Sarah Brightman will perform a song in space later this year.
Sarah Brightman, who is training at Star City near Moscow, is due to blast off on a Russian Soyuz craft on September 1.
She will spend 10 days aboard the International Space Station (ISS), 260 miles above Earth.
Sarah Brightman, 54, said singing in space was a “very different” proposition to performing on Earth.
Speaking at a press conference in central London, Sarah Brightman said her team were trying to work out the technical details of performing on the ISS.
“I would like to connect with a choir, or children or another singer or an orchestra on Earth,” she told reporters.
Sarah Brightman said she had been working with her ex-husband Andrew Lord Lloyd-Webber to find a song that “suits the idea of space”.
She recorded the song in New York last week and it will appear on a retrospective of her career, out later this year.
“To sing in microgravity is a very different thing to singing down here,” the singer said.
“We use the Earth to ground ourselves when we sing and the air around us.
“This is going to be very different.

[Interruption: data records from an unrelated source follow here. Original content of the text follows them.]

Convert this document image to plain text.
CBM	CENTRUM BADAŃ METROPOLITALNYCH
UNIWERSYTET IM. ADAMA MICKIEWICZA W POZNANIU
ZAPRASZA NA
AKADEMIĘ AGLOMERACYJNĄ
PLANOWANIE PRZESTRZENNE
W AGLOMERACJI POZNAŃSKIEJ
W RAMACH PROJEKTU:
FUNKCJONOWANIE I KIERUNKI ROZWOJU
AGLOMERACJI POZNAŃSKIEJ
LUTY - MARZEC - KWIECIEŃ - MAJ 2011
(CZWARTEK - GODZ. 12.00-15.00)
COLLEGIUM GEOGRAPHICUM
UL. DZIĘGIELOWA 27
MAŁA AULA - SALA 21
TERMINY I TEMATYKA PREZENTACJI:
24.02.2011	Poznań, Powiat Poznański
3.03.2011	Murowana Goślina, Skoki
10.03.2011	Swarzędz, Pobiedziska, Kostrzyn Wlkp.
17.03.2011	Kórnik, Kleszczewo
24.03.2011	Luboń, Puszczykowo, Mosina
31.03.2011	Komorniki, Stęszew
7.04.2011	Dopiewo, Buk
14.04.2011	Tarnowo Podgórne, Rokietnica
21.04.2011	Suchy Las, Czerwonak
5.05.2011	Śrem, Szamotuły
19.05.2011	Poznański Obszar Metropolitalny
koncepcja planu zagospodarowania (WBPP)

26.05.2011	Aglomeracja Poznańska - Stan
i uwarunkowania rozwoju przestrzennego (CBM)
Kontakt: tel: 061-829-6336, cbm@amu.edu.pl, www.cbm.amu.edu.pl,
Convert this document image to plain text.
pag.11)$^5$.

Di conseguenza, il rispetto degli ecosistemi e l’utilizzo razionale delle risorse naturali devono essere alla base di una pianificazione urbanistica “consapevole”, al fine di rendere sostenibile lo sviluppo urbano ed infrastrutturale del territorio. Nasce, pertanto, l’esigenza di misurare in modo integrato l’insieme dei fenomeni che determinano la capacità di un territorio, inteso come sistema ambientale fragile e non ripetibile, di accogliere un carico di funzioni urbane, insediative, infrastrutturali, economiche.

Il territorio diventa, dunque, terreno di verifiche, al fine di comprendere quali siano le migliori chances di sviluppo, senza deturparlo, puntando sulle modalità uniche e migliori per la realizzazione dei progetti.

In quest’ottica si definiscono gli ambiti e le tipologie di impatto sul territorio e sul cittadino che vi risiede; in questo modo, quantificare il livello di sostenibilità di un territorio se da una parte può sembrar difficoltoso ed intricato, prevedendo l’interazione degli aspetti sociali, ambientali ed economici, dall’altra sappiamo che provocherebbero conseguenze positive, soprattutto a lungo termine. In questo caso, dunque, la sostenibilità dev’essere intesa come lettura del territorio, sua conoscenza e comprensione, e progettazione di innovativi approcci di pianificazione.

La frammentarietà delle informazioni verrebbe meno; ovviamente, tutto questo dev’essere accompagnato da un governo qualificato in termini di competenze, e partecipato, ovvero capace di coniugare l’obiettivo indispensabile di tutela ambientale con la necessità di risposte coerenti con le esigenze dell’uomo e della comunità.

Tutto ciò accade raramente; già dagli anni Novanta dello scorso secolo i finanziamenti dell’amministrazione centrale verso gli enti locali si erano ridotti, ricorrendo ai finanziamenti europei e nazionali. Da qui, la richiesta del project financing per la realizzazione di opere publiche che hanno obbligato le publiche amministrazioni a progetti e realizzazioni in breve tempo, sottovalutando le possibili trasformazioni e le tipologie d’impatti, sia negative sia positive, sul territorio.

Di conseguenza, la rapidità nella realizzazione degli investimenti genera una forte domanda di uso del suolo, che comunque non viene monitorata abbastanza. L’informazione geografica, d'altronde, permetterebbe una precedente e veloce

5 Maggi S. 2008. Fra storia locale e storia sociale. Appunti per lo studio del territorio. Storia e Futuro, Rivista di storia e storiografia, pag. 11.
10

I’m trying to find a piece that is beautiful and simple in its message, as well as not complicated to sing.”
Sarah Brightman didn’t want to “promise too much” because of the complexity of the idea.
In 2013, Canadian astronaut Chris Hadfield’s rendition of David Bowie’s Space Oddity from the ISS become a huge YouTube hit.
Sarah Brightman is thought to be paying around $51 million to become the eighth space tourist.
She said she had paid for the trip herself, but could not “contractually” say how much it had cost.
Sarah Brightman will be part of a three-person crew travelling to the ISS. The last space tourist to make the trip was Cirque du Soleil founder Guy Laliberte in 2009.